Monday, August 25, 2014

Max Fisher says Hamas isn't seeking a caliphate. Hamas disagrees.

From Max Fisher at Vox.com:
While Hamas and ISIS are both rightly classified by the US as terrorist groups, both target civilians, and both espouse Islamic and Arab supremacism, that does not make them at all linked, much less identical.
The two groups are totally distinct. It's not just that there is no known connection, operational or otherwise, between Hamas and ISIS, although there isn't. They ultimately follow very different ideologies: Hamas will talk about Islamist extremism, but it is ultimately a Palestinian nationalist group first and foremost, one that is fighting to establish its vision of a Palestinian state.

...ISIS, on the other hand, comes from the same ideological strain as al-Qaeda, a jihadist movement called Salafism, which rejects the idea of nationalism and seeks a pan-Islamic caliphate.

Fathi Hammad, Hamas' interior minister, begs to differ.



We anticipate further victories, in which we shall liberate our land, Allah willing. We shall liberate our Al-Aqsa Mosque, and our cities and villages, as a prelude to the establishment of the future Islamic Caliphate. Therefore, brothers and sisters, we are at the threshold of a global Islamic civilization era. The fuel and spearhead of this era will be Gaza, and its mujahideen and leaders will be from Gaza, Allah willing.
A Hamas cleric in 2008 said:

The blessing of Palestine is dependent upon the annihilation of the pit of global corruption in it. When the head of the serpent of corruption is cut off here in Palestine, and its octopus tentacles are severed throughout the world, the real blessing will come. The annihilation of the Jews here in Palestine is one of the most splendid blessings for Palestine. This will be followed by a greater blessing, Allah be praised, with the establishment of a Caliphate that will rule the land and will be pleasing to men and God.

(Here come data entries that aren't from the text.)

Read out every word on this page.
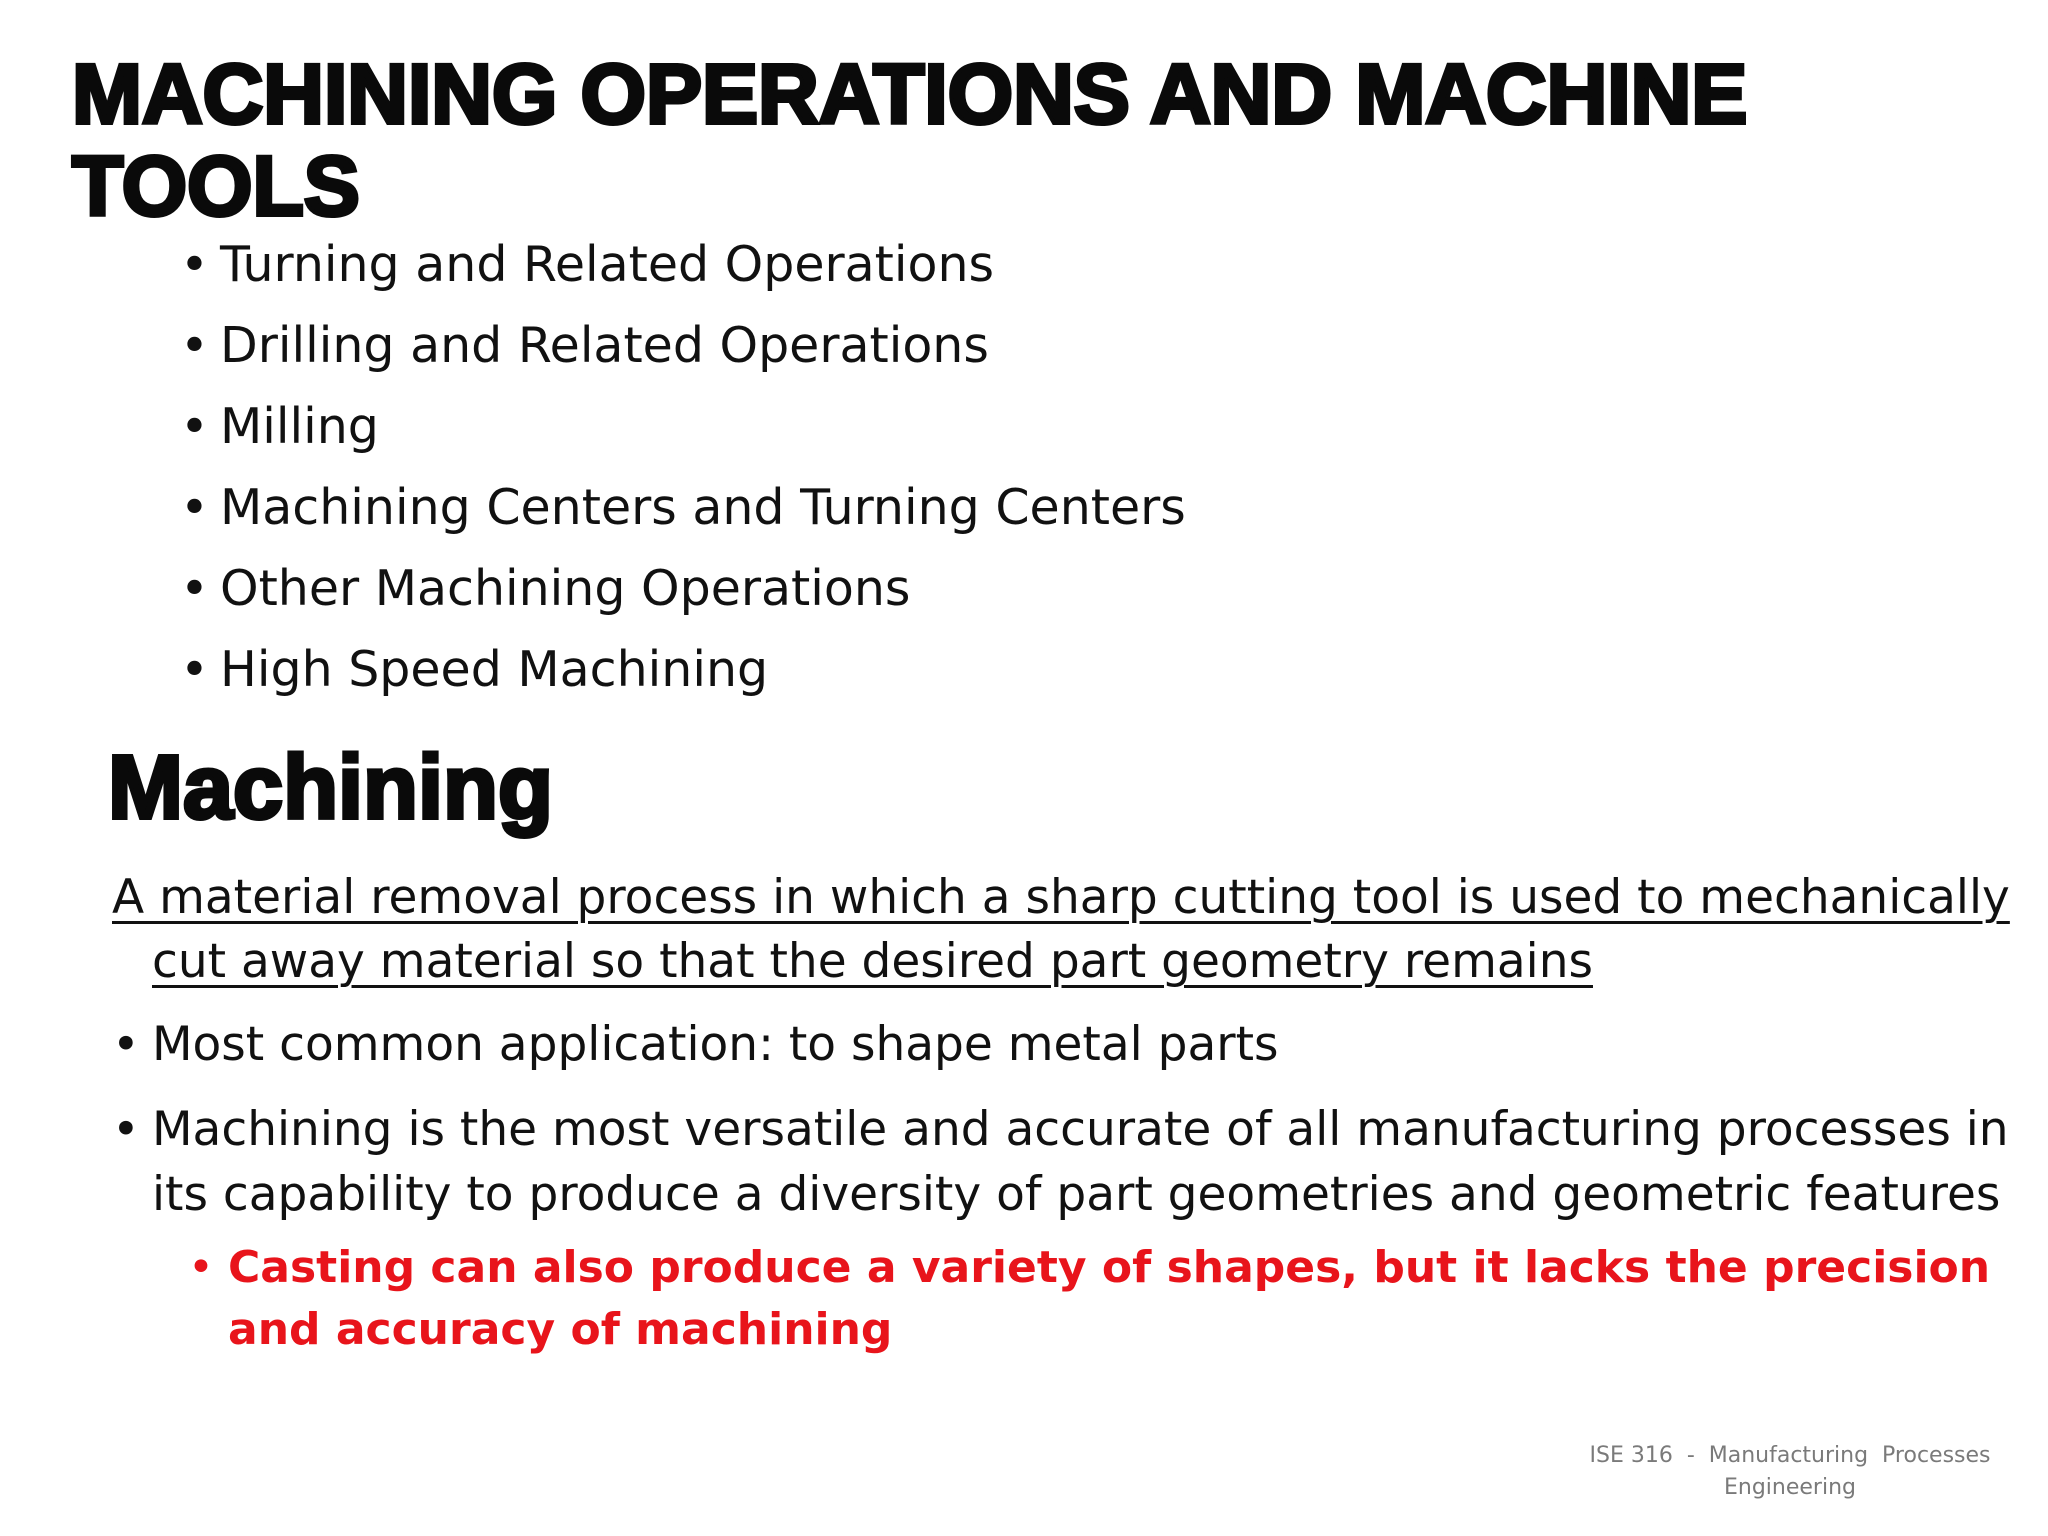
MACHINING OPERATIONS AND MACHINE TOOLS
• Turning and Related Operations
• Drilling and Related Operations
• Milling
• Machining Centers and Turning Centers
• Other Machining Operations
• High Speed Machining
Machining

A material removal process in which a sharp cutting tool is used to mechanically cut away material so that the desired part geometry remains

• Most common application: to shape metal parts
• Machining is the most versatile and accurate of all manufacturing processes in its capability to produce a diversity of part geometries and geometric features
• Casting can also produce a variety of shapes, but it lacks the precision and accuracy of machining
ISE 316  -  Manufacturing  Processes
Engineering
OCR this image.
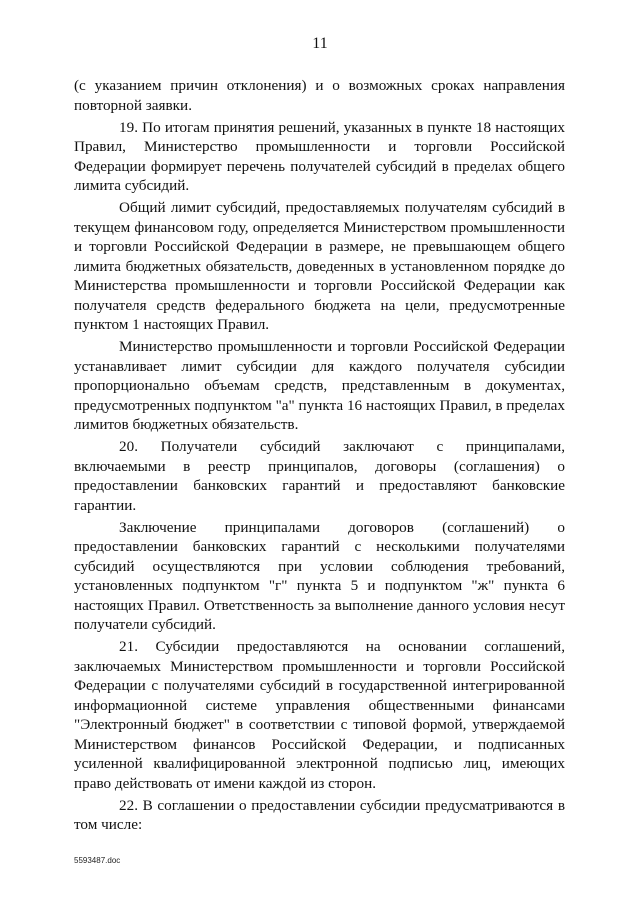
11

(с указанием причин отклонения) и о возможных сроках направления повторной заявки.

19. По итогам принятия решений, указанных в пункте 18 настоящих Правил, Министерство промышленности и торговли Российской Федерации формирует перечень получателей субсидий в пределах общего лимита субсидий.

Общий лимит субсидий, предоставляемых получателям субсидий в текущем финансовом году, определяется Министерством промышленности и торговли Российской Федерации в размере, не превышающем общего лимита бюджетных обязательств, доведенных в установленном порядке до Министерства промышленности и торговли Российской Федерации как получателя средств федерального бюджета на цели, предусмотренные пунктом 1 настоящих Правил.

Министерство промышленности и торговли Российской Федерации устанавливает лимит субсидии для каждого получателя субсидии пропорционально объемам средств, представленным в документах, предусмотренных подпунктом "а" пункта 16 настоящих Правил, в пределах лимитов бюджетных обязательств.

20. Получатели субсидий заключают с принципалами, включаемыми в реестр принципалов, договоры (соглашения) о предоставлении банковских гарантий и предоставляют банковские гарантии.

Заключение принципалами договоров (соглашений) о предоставлении банковских гарантий с несколькими получателями субсидий осуществляются при условии соблюдения требований, установленных подпунктом "г" пункта 5 и подпунктом "ж" пункта 6 настоящих Правил. Ответственность за выполнение данного условия несут получатели субсидий.

21. Субсидии предоставляются на основании соглашений, заключаемых Министерством промышленности и торговли Российской Федерации с получателями субсидий в государственной интегрированной информационной системе управления общественными финансами "Электронный бюджет" в соответствии с типовой формой, утверждаемой Министерством финансов Российской Федерации, и подписанных усиленной квалифицированной электронной подписью лиц, имеющих право действовать от имени каждой из сторон.

22. В соглашении о предоставлении субсидии предусматриваются в том числе:

5593487.doc
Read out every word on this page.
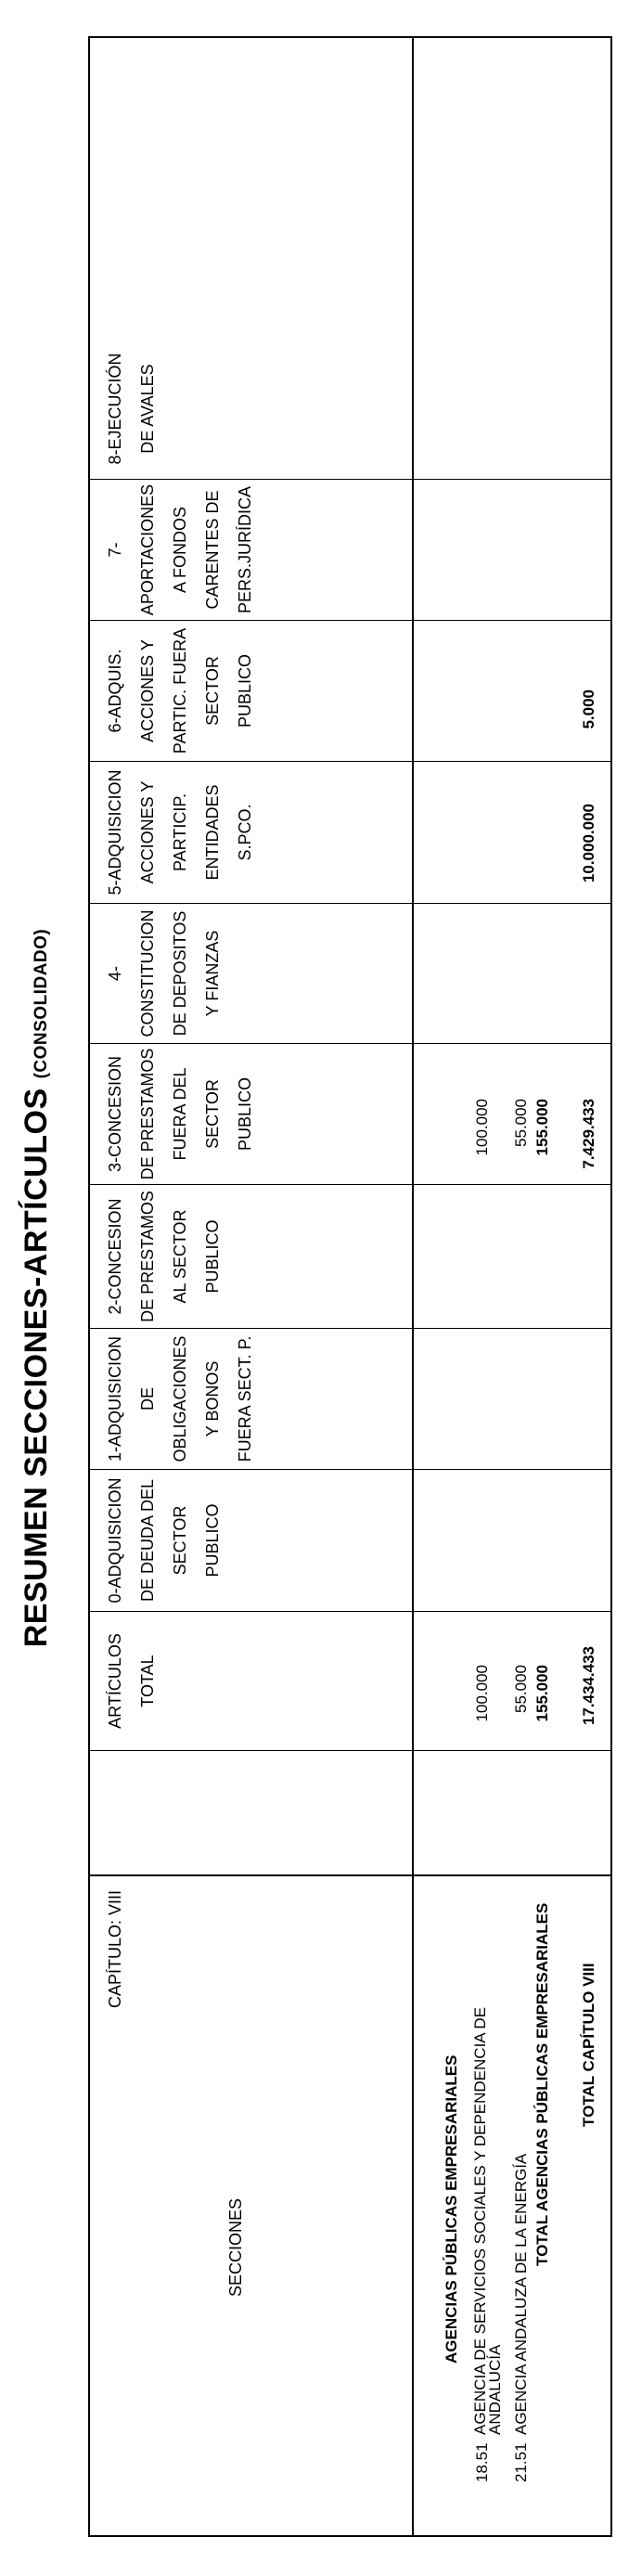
RESUMEN SECCIONES-ARTÍCULOS (CONSOLIDADO)
CAPÍTULO: VIII
SECCIONES
ARTÍCULOS TOTAL
0-ADQUISICION DE DEUDA DEL SECTOR PUBLICO
1-ADQUISICION DE OBLIGACIONES Y BONOS FUERA SECT. P.
2-CONCESION DE PRESTAMOS AL SECTOR PUBLICO
3-CONCESION DE PRESTAMOS FUERA DEL SECTOR PUBLICO
4-CONSTITUCION DE DEPOSITOS Y FIANZAS
5-ADQUISICION ACCIONES Y PARTICIP. ENTIDADES S.PCO.
6-ADQUIS. ACCIONES Y PARTIC. FUERA SECTOR PUBLICO
7- APORTACIONES A FONDOS CARENTES DE PERS.JURÍDICA
8-EJECUCIÓN DE AVALES
AGENCIAS PÚBLICAS EMPRESARIALES
18.51
AGENCIA DE SERVICIOS SOCIALES Y DEPENDENCIA DE
ANDALUCÍA
100.000
100.000
21.51
AGENCIA ANDALUZA DE LA ENERGÍA
55.000
55.000
TOTAL AGENCIAS PÚBLICAS EMPRESARIALES
155.000
155.000
TOTAL CAPÍTULO VIII
17.434.433
7.429.433
10.000.000
5.000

In 2012, Al Hayat al Jadida reported:

Head of the Hamas government in Gaza, Ismail Haniyeh, said yesterday that the meeting held two days ago between the President of Egypt and the head of the Hamas Political Bureau was a product of the Arab Spring that 'will introduce the era of the Caliphate'.

The Hamas Charter does not list statehood in Palestine as an objective. Here is what it says:

The Islamic Resistance Movement found itself at a time when Islam has disappeared from life. Thus rules shook, concepts were upset, values changed and evil people took control, oppression and darkness prevailed, cowards became like tigers: homelands were usurped, people were scattered and were caused to wander all over the world, the state of justice disappeared and the state of falsehood replaced it. Nothing remained in its right place. Thus, when Islam is absent from the arena, everything changes. From this state of affairs the incentives are drawn.

As for the objectives: They are the fighting against the false, defeating it and vanquishing it so that justice could prevail, homelands be retrieved and from its mosques would the voice of the mu'azen emerge declaring the establishment of the state of Islam, so that people and things would return each to their right places and Allah is our helper.

As the Islamic Resistance Movement paves its way, it will back the oppressed and support the wronged with all its might. It will spare no effort to bring about justice and defeat injustice, in word and deed, in this place and everywhere it can reach and have influence therein.

Hamas' goals are explicit - for those who bother to read and listen to what they say, instead of what they want to believe.

No one is saying that Hamas and Al Qaeda and ISIS are operationally connected - that is a red herring that Fisher throws in. And as I pointed out recently, the three groups have different focuses on how to achieve their goals. But their actual goals, and violent strategies to reach those goals, are quite similar.